Hospitals and insurers’ impasse leaves patients on the hook for bills

60 hospitals have agreed to our rates, in talks with others, says an insurance service provider.

Written by Anuradha Mascarenhas | Pune | Published: June 26, 2017 1:12:26 am
Pune Hospitals and insurers’ impasse, Pune hospitals cashless treatment, Pune Private hospitals, Pune News, Indian Express News The hospitals’ contract with public sector insurance companies had expired on March 31 and has not been renewed.

Caught in the standoff between insurance companies and private hospitals over ‘low’ treatment rates, patients have been denied cashless treatment since April this year. Talking about the problems they face due to lack of ready cash, patients have urgently sought a third-party mediation. The hospitals’ contract with public sector insurance companies had expired on March 31 and has not been renewed.

The hospitals have urged the companies to revise the rates offered. Since then, patients are being forced to pay cash and claim the reimbursement later. Nirmala Savadekar, photographer and painter who is suffering from a chronic kidney disease and requires dialysis thrice a week, has to pay Rs 3,500 per session. “I need 13 sessions in a month, a monthly sanction for which was being provided by health service facilitator Raksha TPA. However, due to the stand off, now I have to pay the amount per session. At times, I do not have ready cash available. It is really tiresome. There is need for a speedy solution. If private hospitals and public insurance companies cannot resolve the issue, a third-party should intervene and decide the matter,” he said.

Mitesh Pawar, a businessman whose wife was admitted to Ruby Hall Clinic two weeks ago, too faced a tough time when the hospital asked him to pay for treatment in cash. “I had to take out money using my credit card. The hospital did offer another solution, where a start-up firm was offering a zero per cent interest-free loan. I did avail the loan but it is frustrating. I have a mediclaim policies with two general public insurance companies but I cannot avail the benefit of a cashless transaction,” he said.

Dr Sonia Basu, founder of Health Fin — a start-up that facilitates loans for patients, said they have tied up with several hospitals, including Ruby Hall Clinic, Jehangir and Poona Hospital, and have set up helpdesks for such patients. “So many patients have approached us and feel helpless as they cannot immediately pay the amount required by the hospital. We have tied up with a non-banking financial company to facilitate the loan,” Basu said. So far, we have processed as many as 35 applications from patients, she added. Sarad Powar, who works with a city-based firm, had to shift his father from Sahyadri Hospital in Hadapsar to Ruby Hall Clinic, for an angioplasty. Pointing out that it was not fair to avail another loan, when he already has a mediclaim policy with a public insurance company, Powar said, “I have no choice. I have taken a personal loan and do not have ready money. I will raise the amount through friends and relatives.”

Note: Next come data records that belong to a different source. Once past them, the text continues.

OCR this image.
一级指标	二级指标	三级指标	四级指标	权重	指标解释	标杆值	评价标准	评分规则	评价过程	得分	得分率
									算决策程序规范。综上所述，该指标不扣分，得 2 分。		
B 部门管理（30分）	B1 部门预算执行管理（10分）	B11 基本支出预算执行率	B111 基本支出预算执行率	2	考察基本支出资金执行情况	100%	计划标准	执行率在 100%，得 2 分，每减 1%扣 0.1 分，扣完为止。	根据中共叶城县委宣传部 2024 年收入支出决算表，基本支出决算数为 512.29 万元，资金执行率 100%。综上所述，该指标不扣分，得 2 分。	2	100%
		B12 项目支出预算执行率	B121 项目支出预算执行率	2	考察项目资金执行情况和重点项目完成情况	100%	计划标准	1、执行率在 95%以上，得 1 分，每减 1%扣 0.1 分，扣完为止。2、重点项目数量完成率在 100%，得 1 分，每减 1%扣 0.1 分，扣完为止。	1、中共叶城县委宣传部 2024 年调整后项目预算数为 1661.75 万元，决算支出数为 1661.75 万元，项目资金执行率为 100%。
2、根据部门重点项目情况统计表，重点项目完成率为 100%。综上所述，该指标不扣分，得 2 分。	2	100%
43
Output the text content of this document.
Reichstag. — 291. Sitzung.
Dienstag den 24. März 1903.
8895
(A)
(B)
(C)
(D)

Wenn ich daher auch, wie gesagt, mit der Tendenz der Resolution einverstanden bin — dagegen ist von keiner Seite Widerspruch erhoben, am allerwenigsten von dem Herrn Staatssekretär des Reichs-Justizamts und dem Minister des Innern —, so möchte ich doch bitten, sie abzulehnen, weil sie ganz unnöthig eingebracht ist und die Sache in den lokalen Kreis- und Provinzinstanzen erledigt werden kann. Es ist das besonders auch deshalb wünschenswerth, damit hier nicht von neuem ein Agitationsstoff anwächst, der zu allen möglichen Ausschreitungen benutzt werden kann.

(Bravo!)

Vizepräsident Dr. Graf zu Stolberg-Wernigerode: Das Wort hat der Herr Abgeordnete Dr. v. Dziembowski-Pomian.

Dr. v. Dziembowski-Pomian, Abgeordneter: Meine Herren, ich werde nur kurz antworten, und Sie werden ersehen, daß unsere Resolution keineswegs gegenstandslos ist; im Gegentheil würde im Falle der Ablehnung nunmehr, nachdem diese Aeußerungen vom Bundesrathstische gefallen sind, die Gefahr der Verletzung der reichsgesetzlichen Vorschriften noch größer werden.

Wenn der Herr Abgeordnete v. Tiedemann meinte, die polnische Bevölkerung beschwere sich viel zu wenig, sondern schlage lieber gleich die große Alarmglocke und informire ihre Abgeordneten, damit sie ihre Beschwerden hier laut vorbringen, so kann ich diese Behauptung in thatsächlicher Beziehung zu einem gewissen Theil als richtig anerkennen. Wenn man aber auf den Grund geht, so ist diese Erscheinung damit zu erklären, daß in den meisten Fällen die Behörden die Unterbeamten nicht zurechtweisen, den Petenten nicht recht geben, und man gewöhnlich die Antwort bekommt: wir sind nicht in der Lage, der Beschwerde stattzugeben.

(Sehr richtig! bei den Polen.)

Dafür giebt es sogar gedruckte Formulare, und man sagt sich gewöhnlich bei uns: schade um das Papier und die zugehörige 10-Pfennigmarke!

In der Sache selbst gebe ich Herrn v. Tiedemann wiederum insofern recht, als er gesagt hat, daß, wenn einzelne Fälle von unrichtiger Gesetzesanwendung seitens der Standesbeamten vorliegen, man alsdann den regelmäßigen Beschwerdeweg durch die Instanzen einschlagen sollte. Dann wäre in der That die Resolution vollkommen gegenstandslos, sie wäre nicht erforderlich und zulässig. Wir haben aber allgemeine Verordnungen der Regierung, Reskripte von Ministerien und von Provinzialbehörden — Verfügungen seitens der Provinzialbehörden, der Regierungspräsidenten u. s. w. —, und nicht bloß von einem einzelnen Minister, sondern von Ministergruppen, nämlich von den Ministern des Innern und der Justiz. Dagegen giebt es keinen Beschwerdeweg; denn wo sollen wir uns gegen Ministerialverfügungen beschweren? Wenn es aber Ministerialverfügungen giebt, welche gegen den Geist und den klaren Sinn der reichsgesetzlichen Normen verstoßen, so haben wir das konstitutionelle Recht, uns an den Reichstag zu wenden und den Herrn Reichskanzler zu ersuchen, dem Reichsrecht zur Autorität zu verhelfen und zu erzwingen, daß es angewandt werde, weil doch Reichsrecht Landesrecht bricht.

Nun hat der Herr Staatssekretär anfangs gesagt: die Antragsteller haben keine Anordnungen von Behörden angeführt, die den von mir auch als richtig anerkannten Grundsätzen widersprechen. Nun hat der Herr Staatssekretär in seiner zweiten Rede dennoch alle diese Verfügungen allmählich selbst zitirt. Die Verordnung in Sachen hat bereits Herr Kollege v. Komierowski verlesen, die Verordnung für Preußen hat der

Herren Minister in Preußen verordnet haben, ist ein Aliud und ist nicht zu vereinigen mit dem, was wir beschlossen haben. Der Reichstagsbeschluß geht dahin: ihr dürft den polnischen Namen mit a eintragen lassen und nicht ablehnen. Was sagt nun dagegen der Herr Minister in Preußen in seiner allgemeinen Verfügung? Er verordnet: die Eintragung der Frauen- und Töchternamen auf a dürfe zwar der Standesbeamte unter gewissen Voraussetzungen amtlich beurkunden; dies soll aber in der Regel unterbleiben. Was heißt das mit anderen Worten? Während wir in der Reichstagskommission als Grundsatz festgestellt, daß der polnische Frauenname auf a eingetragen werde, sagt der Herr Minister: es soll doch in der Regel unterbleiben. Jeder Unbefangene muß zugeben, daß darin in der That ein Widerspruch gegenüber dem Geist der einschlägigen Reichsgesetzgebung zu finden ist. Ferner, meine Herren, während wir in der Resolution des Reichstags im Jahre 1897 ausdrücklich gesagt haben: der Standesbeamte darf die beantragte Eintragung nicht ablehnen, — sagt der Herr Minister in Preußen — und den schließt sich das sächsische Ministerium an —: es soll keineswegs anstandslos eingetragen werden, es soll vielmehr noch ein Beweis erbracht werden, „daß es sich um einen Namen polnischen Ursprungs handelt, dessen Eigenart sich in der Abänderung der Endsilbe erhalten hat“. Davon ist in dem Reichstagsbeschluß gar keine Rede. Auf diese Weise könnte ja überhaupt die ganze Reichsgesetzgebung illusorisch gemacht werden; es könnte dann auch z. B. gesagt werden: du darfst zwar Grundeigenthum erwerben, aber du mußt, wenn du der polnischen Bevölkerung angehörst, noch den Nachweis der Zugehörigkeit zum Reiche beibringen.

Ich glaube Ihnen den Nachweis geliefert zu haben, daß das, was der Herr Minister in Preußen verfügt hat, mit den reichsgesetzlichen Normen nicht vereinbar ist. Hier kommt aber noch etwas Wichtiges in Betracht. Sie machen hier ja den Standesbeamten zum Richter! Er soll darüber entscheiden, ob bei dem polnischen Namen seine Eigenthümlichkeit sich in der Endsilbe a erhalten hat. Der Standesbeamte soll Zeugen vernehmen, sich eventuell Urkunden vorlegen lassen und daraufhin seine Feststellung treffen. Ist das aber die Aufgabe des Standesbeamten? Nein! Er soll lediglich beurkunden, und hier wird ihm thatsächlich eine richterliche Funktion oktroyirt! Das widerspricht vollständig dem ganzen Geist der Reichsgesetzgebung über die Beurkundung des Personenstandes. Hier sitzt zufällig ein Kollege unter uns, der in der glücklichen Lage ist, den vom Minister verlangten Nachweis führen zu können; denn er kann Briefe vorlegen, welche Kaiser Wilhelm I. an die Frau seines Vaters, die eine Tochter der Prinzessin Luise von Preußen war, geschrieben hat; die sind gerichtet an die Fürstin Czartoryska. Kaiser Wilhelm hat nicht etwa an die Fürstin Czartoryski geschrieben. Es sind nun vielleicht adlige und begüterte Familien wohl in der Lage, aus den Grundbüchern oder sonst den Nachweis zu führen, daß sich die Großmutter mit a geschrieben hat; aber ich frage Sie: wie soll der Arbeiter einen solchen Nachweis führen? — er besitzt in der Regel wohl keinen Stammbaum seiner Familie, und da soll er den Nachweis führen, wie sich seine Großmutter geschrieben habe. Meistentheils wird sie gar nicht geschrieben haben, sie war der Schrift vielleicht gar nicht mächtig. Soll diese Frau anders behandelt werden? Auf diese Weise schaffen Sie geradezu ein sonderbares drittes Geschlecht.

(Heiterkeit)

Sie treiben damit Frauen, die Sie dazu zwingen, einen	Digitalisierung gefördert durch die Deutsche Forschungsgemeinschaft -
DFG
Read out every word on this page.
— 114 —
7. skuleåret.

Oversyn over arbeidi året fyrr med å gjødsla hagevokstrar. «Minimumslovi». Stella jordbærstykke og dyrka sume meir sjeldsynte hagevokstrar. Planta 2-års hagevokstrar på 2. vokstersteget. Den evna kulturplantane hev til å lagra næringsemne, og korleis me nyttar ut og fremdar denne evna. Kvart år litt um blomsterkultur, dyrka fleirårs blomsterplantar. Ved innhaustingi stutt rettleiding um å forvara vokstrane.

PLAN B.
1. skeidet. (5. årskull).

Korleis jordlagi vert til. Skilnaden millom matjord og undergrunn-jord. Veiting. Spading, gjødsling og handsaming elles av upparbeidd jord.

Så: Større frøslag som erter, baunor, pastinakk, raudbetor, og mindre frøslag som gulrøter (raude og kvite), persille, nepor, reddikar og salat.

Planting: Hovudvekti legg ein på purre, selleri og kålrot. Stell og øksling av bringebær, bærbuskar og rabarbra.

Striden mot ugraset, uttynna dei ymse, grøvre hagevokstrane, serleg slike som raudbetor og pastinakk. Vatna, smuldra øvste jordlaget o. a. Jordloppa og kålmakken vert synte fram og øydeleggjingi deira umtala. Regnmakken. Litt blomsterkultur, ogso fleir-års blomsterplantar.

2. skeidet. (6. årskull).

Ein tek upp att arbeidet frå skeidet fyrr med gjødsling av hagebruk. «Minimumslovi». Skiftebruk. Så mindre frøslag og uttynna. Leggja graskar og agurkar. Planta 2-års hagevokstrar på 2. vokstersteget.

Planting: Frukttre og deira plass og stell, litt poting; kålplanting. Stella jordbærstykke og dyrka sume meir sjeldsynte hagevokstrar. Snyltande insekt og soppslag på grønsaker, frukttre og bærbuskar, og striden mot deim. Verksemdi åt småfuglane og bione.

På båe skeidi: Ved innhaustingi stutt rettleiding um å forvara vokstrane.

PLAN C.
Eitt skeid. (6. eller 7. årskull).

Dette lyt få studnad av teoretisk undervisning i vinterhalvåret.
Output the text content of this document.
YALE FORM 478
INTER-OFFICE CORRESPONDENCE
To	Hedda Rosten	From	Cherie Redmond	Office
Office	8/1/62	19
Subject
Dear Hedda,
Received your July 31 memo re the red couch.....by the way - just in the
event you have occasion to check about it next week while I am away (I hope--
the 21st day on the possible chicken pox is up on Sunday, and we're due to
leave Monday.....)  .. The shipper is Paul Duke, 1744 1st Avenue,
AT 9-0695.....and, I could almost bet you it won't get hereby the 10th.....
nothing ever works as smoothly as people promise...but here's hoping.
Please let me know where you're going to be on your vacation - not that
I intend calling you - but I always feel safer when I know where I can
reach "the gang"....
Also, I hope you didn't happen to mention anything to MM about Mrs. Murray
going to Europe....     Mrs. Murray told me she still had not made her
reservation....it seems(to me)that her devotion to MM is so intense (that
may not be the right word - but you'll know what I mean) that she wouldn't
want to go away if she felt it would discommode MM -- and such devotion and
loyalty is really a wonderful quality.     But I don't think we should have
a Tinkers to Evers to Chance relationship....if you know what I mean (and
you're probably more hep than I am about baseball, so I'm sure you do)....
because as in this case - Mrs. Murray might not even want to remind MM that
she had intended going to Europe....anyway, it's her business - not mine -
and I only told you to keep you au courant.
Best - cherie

Bomi Bhote, chief executive officer of Ruby Hall Clinic and president of Association of Hospitals in Pune, said they had urged the companies to revise the rates offered by them and had reiterated that it was not feasible to provide treatment at low rates for 141 procedures. For instance, the rate offered for an Anterior Cruciate Ligament tear (shoulder decompression) is Rs 68,000, whereas in Bengaluru insurance companies have offered Rs 90,500 for the same procedure. Why this disparity? asked Bhote. According to Vijay Khirdikar, officiating regional in-charge at The New India Assurance Company Limited, “We already have 60 empaneled hospitals, and some others have agreed to our rates too. This is a period of transition and there are bound to be some issues. However, reimbursement of the medical claim is done within three days of the sanction. Still, we are working on a solution with other hospitals,” he said.

Meanwhile, some small hospital owners, on the condition of anonymity, claimed that insurance companies were dictating the terms, while it was made to look like hospitals were refusing patients. “Many small hospitals are losing patients because of this silent clash with public sector insurance companies,” said an orthopaedic surgeon with a 50-bedded hospital in the city. The public sector insurers, including National Insurance Company Limited, New India Assurance Company Limited, Oriental Insurance Company Limited and United India Insurance Company Limited, have negotiated special package rates from many hospitals across the country. Cashless facility for these procedures is provided only in the GIPSA (General Insurers Public Sector Association of India) network hospitals.